Charlie Webster, the outgoing Maine Republican chairman, claimed Wednesday in an interview that "hundreds" of black voters cast ballots in rural Maine towns, contributing to the party's losses.
"In some parts of rural Maine, there were dozens, dozens of black people who came in and voted on Election Day," he said in an interview with WSCH TV. "Everybody has the right to vote, but nobody in town knows anybody that's black -- how did that happen? I don't know. We're going to find out."
Pressed on where it happened, he said it happened in "several rural Maine towns." He added that without a voter ID law or "way to check," voting was "fraught for abuse."
Webster stood by the claim in an interview with the Portland Press Herald. "I'm not talking about 15 or 20. I'm talking hundreds," he said. "I'm not politically correct and maybe I shouldn't have said these voters were black, but anyone who suggests I have a bias toward any race or group, frankly, that's sleazy."

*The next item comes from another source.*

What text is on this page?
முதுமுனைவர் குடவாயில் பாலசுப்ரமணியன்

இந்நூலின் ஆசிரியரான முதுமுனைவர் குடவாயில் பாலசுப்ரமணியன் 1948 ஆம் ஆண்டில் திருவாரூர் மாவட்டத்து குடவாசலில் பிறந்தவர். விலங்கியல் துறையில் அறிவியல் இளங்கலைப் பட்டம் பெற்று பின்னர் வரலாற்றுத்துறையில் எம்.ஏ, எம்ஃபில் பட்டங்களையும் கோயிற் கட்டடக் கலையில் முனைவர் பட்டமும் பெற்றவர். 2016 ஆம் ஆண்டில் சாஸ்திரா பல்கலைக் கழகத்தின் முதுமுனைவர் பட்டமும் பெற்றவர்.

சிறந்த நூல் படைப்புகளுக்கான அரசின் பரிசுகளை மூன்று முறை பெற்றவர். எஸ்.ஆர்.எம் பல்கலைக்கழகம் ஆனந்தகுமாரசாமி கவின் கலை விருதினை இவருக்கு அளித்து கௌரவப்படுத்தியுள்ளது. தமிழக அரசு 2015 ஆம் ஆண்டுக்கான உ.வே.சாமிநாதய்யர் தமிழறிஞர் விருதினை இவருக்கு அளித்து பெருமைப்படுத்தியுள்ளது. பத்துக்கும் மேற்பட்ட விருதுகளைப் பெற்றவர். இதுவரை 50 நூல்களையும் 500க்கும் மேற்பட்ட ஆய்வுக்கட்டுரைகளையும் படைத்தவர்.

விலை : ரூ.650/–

Speaking with The Huffington Post in September 2011, he said, "Do we want people who live in a motel deciding who we send to the state legislature when they never vote again in Maine?" he asked. "Do we want people who are illegal aliens -- illegal Americans -- from Canada or another state? ... Do we want them influencing our elections?"
Elsewhere speaking to WSCH, Webster said he thought Democrats won elections by motivating low-income voters. He said he heard of "young men come to door in their summertime; tell them that the Republicans, particularly [Maine Gov. Paul] LePage, were going to take away their food stamps ... their welfare checks ... their disability ... and they brought them a ballot and they voted." He continued, "And there's nothing wrong with that. That's where their base of support is." He said later that people are moving to the state because of welfare.
That claim isn't unusual among Maine Republicans. Maine Governor Paul LePage (R) has told able-bodied, unemployed welfare recipients to "get off the couch" and get a job.
UPDATE: 6:57 p.m. -- Webster issued an apology on Thursday. "I apologize for my recent remarks about African-American voter turnout in rural Maine towns. It was my intention to talk not about race, but about perceived voting irregularities," he said in a statement.
"However, my comments were made without proof of wrongdoing and they had the unintended consequence of casting aspersions on an entire group of Americans. For that, I am truly sorry.
Webster also said he will not send out any mailers to confirm the addresses of recent registrants.